Audrey LINKENHELD, 1ʳᵉ adjointe au maire de la ville de Lille : « Notre projet vise à faire face au manque de logements abordables en Europe. Je pense que personne ne peut nier qu’il y a une crise du logement en France, mais aussi, de manière générale, en Europe. Les prix de l’immobilier augmentent beaucoup plus vite que les salaires, ce qui fait que de nombreuses familles se trouvent en fait exclues des villes, et cela accroît l’étalement urbain tout en ayant des impacts négatifs sur l’environnement. Nous voulons que les gens aient la possibilité de vivre dans toutes les villes, même dans les plus grandes et les plus chères, non seulement dans le logement social mais aussi en ayant accès à la propriété dans ces grandes villes coûteuses.
Nous avons créé un nouvel outil, assez simple : il consiste à séparer la propriété du terrain de la propriété du bâtiment, ou des murs.
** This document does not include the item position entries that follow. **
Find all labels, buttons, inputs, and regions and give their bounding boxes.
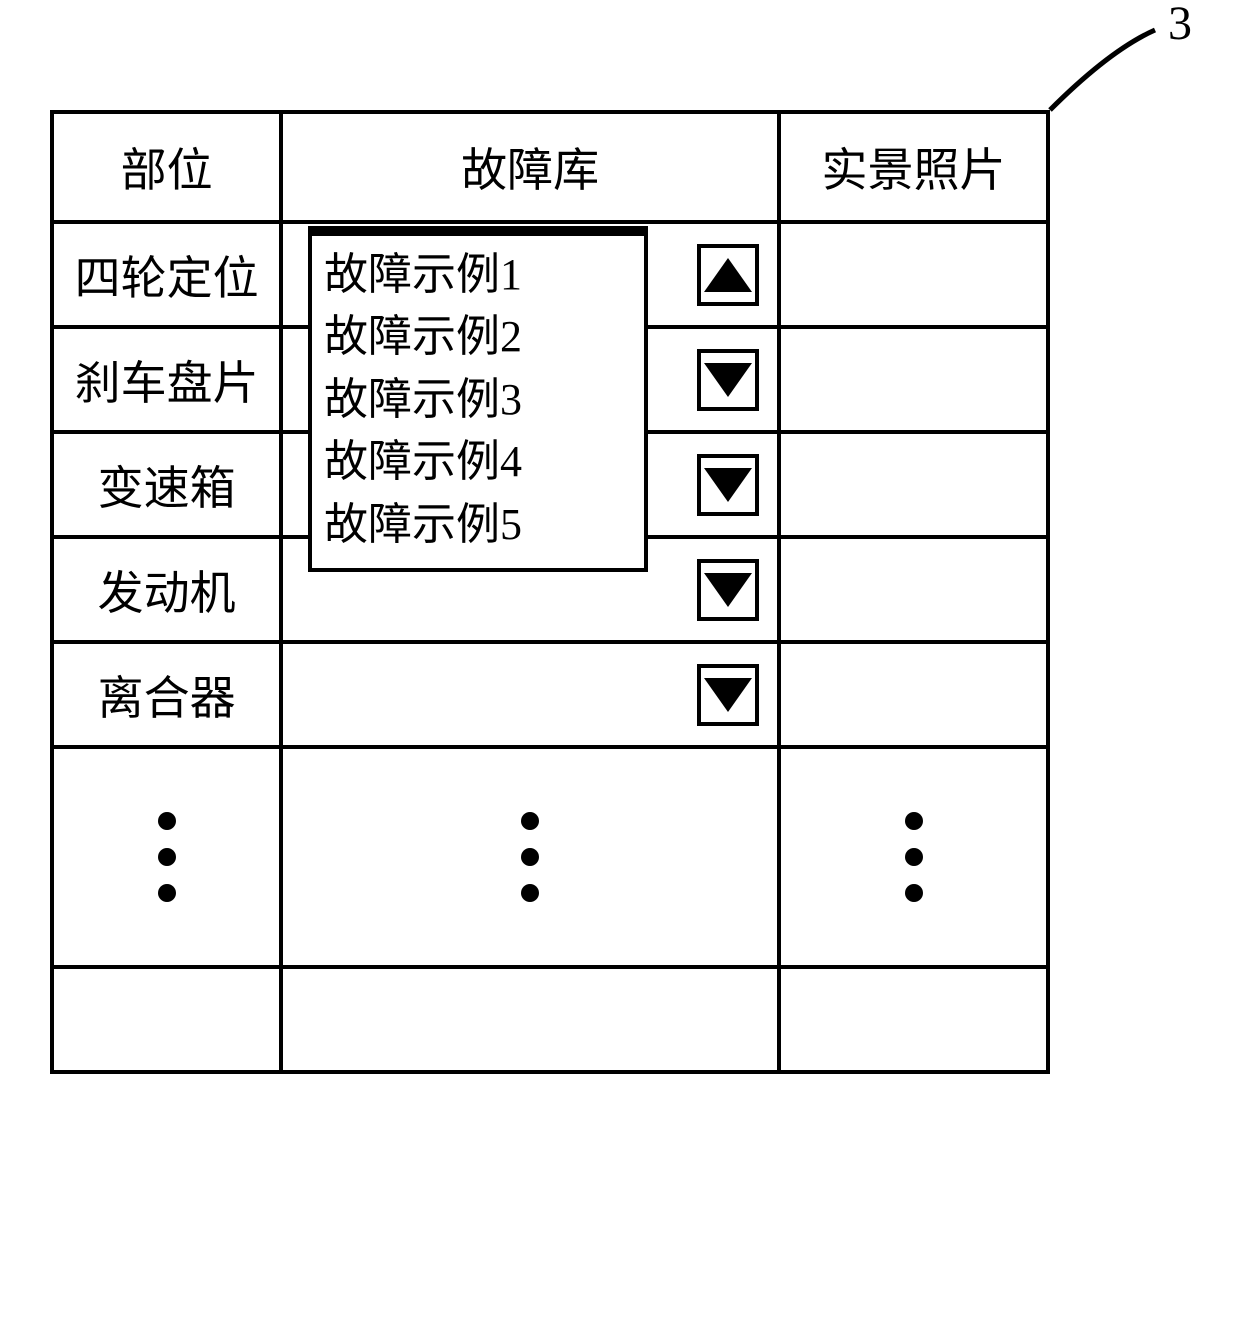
blank-cell bbox=[779, 967, 1048, 1072]
chevron-down-icon bbox=[704, 678, 752, 712]
photo-cell bbox=[779, 222, 1048, 327]
fault-cell bbox=[281, 642, 779, 747]
photo-cell bbox=[779, 537, 1048, 642]
vertical-ellipsis-icon bbox=[60, 812, 273, 902]
ellipsis-cell bbox=[779, 747, 1048, 967]
callout-label: 3 bbox=[1168, 0, 1192, 51]
dropdown-option[interactable]: 故障示例5 bbox=[324, 494, 632, 556]
header-photo: 实景照片 bbox=[779, 112, 1048, 222]
table-row-blank bbox=[52, 967, 1048, 1072]
table-header-row: 部位 故障库 实景照片 bbox=[52, 112, 1048, 222]
dropdown-toggle-down[interactable] bbox=[697, 349, 759, 411]
part-cell: 发动机 bbox=[52, 537, 281, 642]
dropdown-option[interactable]: 故障示例3 bbox=[324, 369, 632, 431]
header-fault: 故障库 bbox=[281, 112, 779, 222]
vertical-ellipsis-icon bbox=[787, 812, 1040, 902]
vertical-ellipsis-icon bbox=[289, 812, 771, 902]
chevron-down-icon bbox=[704, 468, 752, 502]
chevron-up-icon bbox=[704, 258, 752, 292]
chevron-down-icon bbox=[704, 363, 752, 397]
part-cell: 四轮定位 bbox=[52, 222, 281, 327]
fault-dropdown-list[interactable]: 故障示例1 故障示例2 故障示例3 故障示例4 故障示例5 bbox=[308, 226, 648, 572]
dropdown-option[interactable]: 故障示例1 bbox=[324, 244, 632, 306]
dropdown-toggle-down[interactable] bbox=[697, 664, 759, 726]
dropdown-option[interactable]: 故障示例2 bbox=[324, 306, 632, 368]
fault-table-container: 部位 故障库 实景照片 四轮定位 刹车盘片 bbox=[50, 110, 1050, 1074]
photo-cell bbox=[779, 642, 1048, 747]
table-row: 离合器 bbox=[52, 642, 1048, 747]
part-cell: 离合器 bbox=[52, 642, 281, 747]
dropdown-toggle-up[interactable] bbox=[697, 244, 759, 306]
photo-cell bbox=[779, 327, 1048, 432]
chevron-down-icon bbox=[704, 573, 752, 607]
header-part: 部位 bbox=[52, 112, 281, 222]
part-cell: 刹车盘片 bbox=[52, 327, 281, 432]
blank-cell bbox=[52, 967, 281, 1072]
part-cell: 变速箱 bbox=[52, 432, 281, 537]
dropdown-option[interactable]: 故障示例4 bbox=[324, 431, 632, 493]
ellipsis-cell bbox=[281, 747, 779, 967]
photo-cell bbox=[779, 432, 1048, 537]
ellipsis-cell bbox=[52, 747, 281, 967]
dropdown-toggle-down[interactable] bbox=[697, 454, 759, 516]
table-row-ellipsis bbox=[52, 747, 1048, 967]
blank-cell bbox=[281, 967, 779, 1072]
dropdown-toggle-down[interactable] bbox=[697, 559, 759, 621]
Nous permettons aux familles d’acheter les murs de leur maison et non le terrain. 89 familles ont acheté un logement abordable à Londres, à Bruxelles, à Gand et bien sûr à Lille, qui sont les quatre villes pilotes de ce projet européen. »
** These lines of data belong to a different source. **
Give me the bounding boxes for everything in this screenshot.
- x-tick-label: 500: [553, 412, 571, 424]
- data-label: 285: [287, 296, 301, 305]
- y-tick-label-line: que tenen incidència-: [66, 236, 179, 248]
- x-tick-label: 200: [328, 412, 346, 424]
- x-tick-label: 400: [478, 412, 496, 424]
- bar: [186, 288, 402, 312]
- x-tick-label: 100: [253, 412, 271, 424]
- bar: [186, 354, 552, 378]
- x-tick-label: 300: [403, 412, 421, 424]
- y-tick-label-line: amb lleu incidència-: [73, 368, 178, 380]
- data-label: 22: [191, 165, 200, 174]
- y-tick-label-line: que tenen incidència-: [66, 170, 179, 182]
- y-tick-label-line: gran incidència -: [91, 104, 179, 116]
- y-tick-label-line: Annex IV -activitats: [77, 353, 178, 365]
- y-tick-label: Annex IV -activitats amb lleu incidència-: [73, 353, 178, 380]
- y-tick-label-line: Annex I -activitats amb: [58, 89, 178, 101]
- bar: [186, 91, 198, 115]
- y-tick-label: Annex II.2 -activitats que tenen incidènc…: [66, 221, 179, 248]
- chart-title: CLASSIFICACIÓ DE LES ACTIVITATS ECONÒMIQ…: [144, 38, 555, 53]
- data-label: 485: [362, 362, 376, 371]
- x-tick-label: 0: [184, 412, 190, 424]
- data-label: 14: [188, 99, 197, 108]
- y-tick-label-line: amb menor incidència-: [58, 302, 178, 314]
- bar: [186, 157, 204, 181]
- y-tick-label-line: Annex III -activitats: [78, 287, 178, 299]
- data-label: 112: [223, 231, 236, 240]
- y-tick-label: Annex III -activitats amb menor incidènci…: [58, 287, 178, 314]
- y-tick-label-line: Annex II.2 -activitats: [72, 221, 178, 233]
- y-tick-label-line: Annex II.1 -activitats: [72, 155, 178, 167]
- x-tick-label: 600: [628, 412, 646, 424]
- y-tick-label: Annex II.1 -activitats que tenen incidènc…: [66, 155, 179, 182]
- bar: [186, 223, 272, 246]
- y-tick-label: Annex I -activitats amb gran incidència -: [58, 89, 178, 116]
Geert De Pauw, Coordinateur du Community Land Trust de Bruxelles : « La communauté, bien sûr, est l’un des éléments clés du modèle Community Land Trust. Tous les résidents et futurs résidents sont membres de notre association et sont représentés au conseil d’administration, avec les personnes représentant le quartier et la société civile, ainsi que celles représentant le gouvernement régional. Le réseau qui se développe à partir de cela, les personnes travaillant sur le Community Land Trust en Europe, commencent à se connaître, il y a beaucoup d’échanges. Nous savons qui contacter si nous avons besoin d’informations sur la manière dont c’est fait ailleurs. Ces aspects sont vraiment essentiels pour nous aider à construire ce mouvement, cette nouvelle façon de développer des logements abordables par et pour la communauté. »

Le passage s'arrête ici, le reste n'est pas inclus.